Similarly, you and I need to be able to think as Christians in order to behave as Christians. This means that the thought patterns of our thinking, and consequently, the manner of our conduct and behavior should be consistent with the Church’s prayers and Her beliefs. We must be fluent as Christians. Our prayer of the soul should not only be congruent with the
Church’s thoughts and prayers but the true expression of our personal life experience whether it be at church, at home, at work, or wherever we might be each day of our lives. Remember: the seriousness of Holy Baptism for an adult in the early period had a direct bearing upon whether or not a person’s life was consistent with the church’s teachings, and for this reason, many postponed baptism until later in life if not at their time of death.

Great Lent can become a more meaningful experience for each of us when we not only pray the prayers we find in our books, but consider:

  1. What comprises the thought in the in the content of prayers of the church?
    1. God is known as Trinity and acknowledged as:
      1. a sovereign God
      2. a just God
      3. a righteous God
      4. one who is Holy, Mighty and Immortal
      5. a God who is also loving, merciful and compassionate
      6. who has revealed Himself – made Himself known
    2. It is not uncommon for our prayer to include expressions of praise, blessing, thanks and glorification. [We praise Thee, we bless Thee, we worship Thee, we glorify Thee, we give thanks to Thee for Thy great glory…]

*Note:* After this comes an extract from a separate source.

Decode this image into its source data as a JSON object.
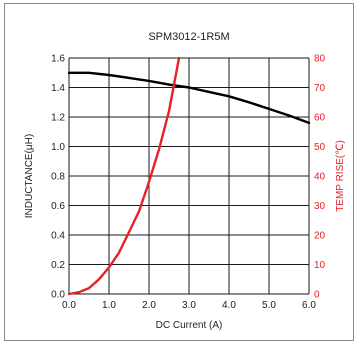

    3. Prayer often includes a recollection of names, places and events in history – here’s where many of us are lost and feel like outsiders; (It is not uncommon to hear the names of: Forefathers, fathers, patriarchs, prophets, evangelists, ascetics…) The events of salvation history and the names of God’s people in history must become our own history of people and events.

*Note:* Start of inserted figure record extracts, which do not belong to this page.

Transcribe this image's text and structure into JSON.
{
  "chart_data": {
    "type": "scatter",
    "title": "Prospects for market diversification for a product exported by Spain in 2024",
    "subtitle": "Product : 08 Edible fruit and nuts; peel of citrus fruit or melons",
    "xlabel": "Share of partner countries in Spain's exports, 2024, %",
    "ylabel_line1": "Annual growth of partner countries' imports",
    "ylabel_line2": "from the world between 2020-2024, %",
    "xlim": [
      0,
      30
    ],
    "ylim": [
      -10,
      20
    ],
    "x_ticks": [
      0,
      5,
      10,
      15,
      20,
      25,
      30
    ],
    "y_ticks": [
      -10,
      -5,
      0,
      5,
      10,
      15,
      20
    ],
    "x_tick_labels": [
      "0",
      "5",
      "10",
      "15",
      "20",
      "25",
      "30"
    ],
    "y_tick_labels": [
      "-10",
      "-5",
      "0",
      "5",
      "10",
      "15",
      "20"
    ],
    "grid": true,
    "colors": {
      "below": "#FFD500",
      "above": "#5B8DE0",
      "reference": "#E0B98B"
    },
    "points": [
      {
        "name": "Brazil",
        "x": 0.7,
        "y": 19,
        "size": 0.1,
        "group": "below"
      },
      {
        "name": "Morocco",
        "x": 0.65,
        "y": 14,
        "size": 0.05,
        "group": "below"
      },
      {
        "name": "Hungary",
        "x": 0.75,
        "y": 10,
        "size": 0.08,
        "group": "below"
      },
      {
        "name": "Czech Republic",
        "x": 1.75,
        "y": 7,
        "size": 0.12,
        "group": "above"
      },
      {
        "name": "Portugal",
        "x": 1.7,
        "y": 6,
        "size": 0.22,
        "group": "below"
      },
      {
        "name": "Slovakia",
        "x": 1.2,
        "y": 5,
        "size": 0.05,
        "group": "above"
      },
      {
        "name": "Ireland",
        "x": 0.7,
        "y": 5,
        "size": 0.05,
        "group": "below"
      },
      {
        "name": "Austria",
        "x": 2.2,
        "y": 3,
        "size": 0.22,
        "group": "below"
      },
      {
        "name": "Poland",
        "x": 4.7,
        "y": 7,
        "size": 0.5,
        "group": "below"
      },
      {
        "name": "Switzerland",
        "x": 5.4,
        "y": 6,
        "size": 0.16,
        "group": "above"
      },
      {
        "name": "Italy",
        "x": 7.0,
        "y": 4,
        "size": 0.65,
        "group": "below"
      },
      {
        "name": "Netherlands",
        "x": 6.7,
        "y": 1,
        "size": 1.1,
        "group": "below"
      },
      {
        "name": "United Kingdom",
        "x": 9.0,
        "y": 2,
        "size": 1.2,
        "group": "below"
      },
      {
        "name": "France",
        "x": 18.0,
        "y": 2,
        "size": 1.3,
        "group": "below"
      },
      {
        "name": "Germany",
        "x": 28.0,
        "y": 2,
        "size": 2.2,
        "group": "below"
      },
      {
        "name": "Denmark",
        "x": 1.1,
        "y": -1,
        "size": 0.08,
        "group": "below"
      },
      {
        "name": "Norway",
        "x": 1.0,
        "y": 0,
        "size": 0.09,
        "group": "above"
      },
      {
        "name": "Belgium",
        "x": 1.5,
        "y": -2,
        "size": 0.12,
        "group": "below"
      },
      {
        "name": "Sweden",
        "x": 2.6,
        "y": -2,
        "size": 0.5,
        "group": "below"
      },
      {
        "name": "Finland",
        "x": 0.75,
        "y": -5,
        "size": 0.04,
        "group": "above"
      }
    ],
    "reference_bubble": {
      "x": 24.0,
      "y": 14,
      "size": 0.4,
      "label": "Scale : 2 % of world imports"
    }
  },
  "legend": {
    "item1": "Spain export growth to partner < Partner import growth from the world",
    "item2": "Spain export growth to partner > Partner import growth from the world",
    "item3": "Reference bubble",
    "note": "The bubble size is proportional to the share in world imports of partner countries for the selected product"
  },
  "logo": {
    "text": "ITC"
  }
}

    4. Prayer frequently contemplates God’s laws and His commandments; ordinances, precepts, statutes (Knowing them, respecting them and believing them to be true are important.) For example, Psalm 1:1 begins: Blessed is the man who walks not in the counsel of the ungodly, nor stands in the path of sinners, nor sits in the seat of the scornful, but his delight is in the Law of the Lord, and in his law he meditates day and night.

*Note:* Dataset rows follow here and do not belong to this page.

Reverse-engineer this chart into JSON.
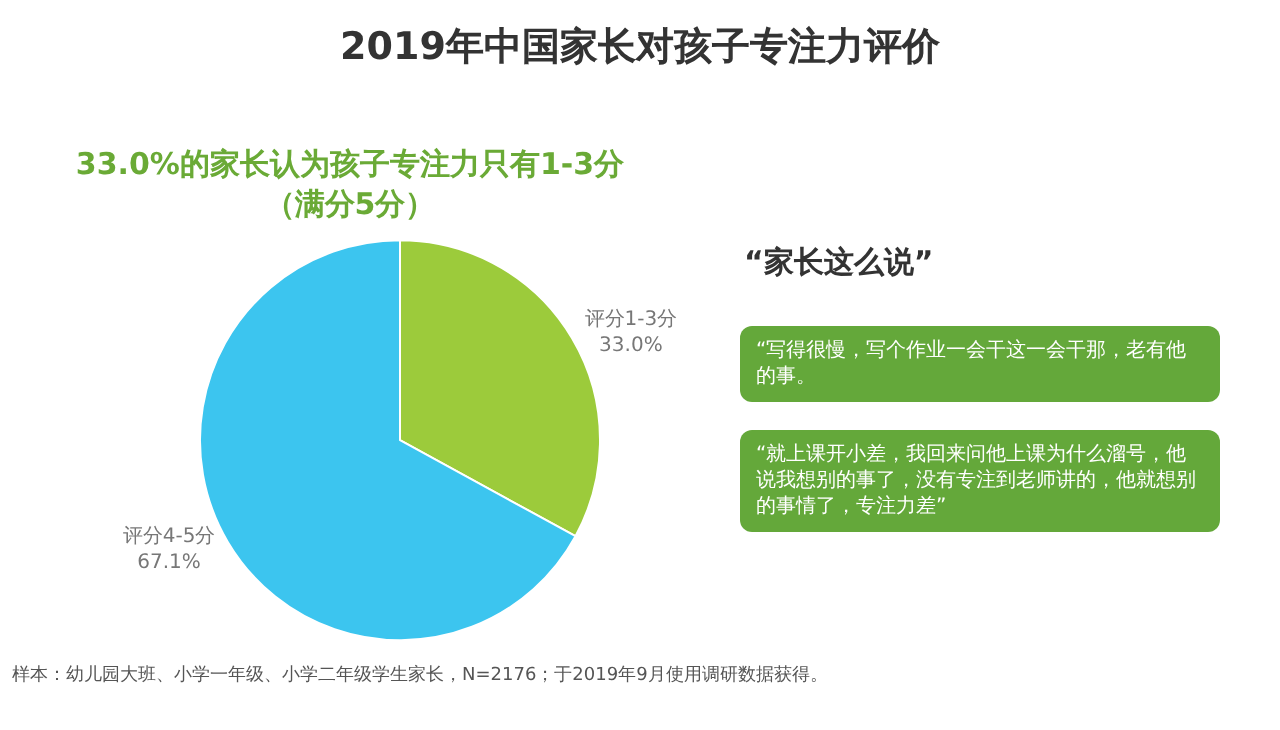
{
  "chart_data": {
    "type": "pie",
    "title": "2019年中国家长对孩子专注力评价",
    "subtitle": "33.0%的家长认为孩子专注力只有1-3分（满分5分）",
    "categories": [
      "评分1-3分",
      "评分4-5分"
    ],
    "values": [
      33.0,
      67.1
    ],
    "value_labels": [
      "33.0%",
      "67.1%"
    ],
    "colors": [
      "#9ccb3b",
      "#3cc5ef"
    ],
    "annotations": [
      "“家长这么说”",
      "“写得很慢，写个作业一会干这一会干那，老有他的事。",
      "“就上课开小差，我回来问他上课为什么溜号，他说我想别的事了，没有专注到老师讲的，他就想别的事情了，专注力差”",
      "样本：幼儿园大班、小学一年级、小学二年级学生家长，N=2176；于2019年9月使用调研数据获得。"
    ]
  }
}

    5. Prayer honestly acknowledges our human weaknesses and failings and is an aid in confession. This can be heard in the 30th Psalm of David: Have mercy on me, O Lord, or I am afflicted; mine eye is troubled with anger, as also my soul and my belly. For my life is spent with grief, and my years with groaning; my strength hath grown weak in poverty, and my bones are troubled. I am become a reproach among all mine enemies, and greatly for my neighbors also, and a fear to mine acquaintances. They that saw me without fled from me. I am forgotten by the heart like a dead man. I am become like a broken vessel.
  2. Prayers of the church includes the mention of what we are called to do – an action expected of us; i.e., Blessed art Thou, O Lord, teach me Thy statues means that I am wanting to learn, to be a disciple… to be taught; and that learning does not pertain to what age or stage of life I might be.
  3. While requests and petitions are included in our prayers, it is not uncommon for the church’s prayers to reflect upon the actions of faith, such as what is known from the lives of the saints or by God’s wondrous acts in history; i.e, “The Prayer of Manasses, King of Judah” includes these words: O Lord Almighty, Thou God of our fathers, of Abraham, Isaac, Jacob, and of their righteous seed; Who hast made Heaven and earth with all the array thereof; Who hast bound the sea by the word of Thy command; Who hast shut up the deep and sealed it by Thy fearful and glorious Name; Whom all things fear, yea and before Whose power they tremble; for the majesty of Thy glory cannot be borne and the anger of Thy threatening toward sinners is intolerable; and yet Thy merciful promise is immeasurable and unsearchable; for Thou art the Lord most high, of great compassion, long-suffering, abundant in mercy…

Finally, remember: Prayer is a dialogue and not a monologue. God has sent us His Spirit (Christ’s Spirit) to guide and help formulate our thoughts in keeping with “the Mind of Christ.”